Four turbofans power the KC-135 with a gross weight of up to 322,500 pounds. A cargo deck above the refueling facility can accommodate passengers and cargo. Depending on the fuel storage configuration, the KC-135 can carry up to 83,000 pounds of cargo.
Almost all of the internal fuel can be pumped through the flying boom, the KC-135's primary fuel transfer method. A crew member, known as the boom operator, is stationed in the rear of the aircraft and controls the boom during in-flight aerial refueling. A hose adapter (boom drogue adapter) can be attached to the rigid boom for refueling aircraft equipped with probes. Some aircraft have been configured with the multipoint refueling system, which consists of special pods mounted on the wingtips. These KC-135s can refuel two receiver aircraft simultaneously.
Boeing's 367-80 model was the basic design for the 707 commercial passenger aircraft as well as the KC-135A Stratotanker. Of the U.S. Air Force#s original 732 KC-135As, more than 417 were modified with new CFM-56 engines from CFM-International.

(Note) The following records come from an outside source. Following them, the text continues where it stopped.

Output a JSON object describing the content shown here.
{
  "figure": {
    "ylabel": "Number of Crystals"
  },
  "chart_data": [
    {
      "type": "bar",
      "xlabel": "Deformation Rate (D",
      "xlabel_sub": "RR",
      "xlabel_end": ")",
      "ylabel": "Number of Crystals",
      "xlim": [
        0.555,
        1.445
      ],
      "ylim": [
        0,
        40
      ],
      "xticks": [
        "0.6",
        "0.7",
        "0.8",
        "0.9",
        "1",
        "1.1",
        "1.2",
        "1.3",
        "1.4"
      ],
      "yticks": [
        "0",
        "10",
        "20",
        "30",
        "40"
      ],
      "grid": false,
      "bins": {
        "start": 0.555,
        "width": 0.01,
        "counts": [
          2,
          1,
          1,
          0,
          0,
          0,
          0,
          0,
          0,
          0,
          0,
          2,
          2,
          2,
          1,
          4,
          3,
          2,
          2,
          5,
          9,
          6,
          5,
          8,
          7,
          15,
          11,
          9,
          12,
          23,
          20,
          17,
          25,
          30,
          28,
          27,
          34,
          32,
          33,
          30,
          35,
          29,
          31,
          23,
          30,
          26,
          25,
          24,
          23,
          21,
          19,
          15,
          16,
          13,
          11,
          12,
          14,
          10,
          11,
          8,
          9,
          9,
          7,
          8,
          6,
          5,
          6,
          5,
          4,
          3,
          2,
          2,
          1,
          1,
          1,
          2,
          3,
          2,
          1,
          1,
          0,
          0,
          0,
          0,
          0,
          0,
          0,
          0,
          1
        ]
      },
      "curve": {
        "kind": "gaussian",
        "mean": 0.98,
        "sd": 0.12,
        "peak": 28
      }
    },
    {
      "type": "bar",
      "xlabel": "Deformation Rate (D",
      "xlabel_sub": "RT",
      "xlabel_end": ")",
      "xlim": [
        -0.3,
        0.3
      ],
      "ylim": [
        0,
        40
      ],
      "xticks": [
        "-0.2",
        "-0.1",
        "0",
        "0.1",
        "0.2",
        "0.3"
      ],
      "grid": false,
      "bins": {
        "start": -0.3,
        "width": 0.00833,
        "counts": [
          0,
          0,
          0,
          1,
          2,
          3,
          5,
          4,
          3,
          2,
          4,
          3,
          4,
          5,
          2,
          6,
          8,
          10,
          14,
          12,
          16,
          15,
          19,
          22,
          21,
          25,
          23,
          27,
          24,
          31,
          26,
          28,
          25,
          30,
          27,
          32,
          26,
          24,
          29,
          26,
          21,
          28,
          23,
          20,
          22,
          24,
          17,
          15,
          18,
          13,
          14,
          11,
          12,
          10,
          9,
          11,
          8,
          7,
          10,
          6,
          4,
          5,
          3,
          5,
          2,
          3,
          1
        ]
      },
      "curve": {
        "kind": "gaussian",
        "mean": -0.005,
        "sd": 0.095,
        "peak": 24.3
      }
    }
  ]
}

The converted tanker, designated either KC-135R or KC-135T, can offload 50 percent more fuel, is 25 percent more fuel efficient, costs 25 percent less to operate and is 96 percent quieter than the KC-135A.
The KC-135R and KC-135T aircraft will continue to be upgraded throughout their life cycle to expand their capabilities and improve their reliability. These include improved communications, navigation, autopilot and surveillance equipment,.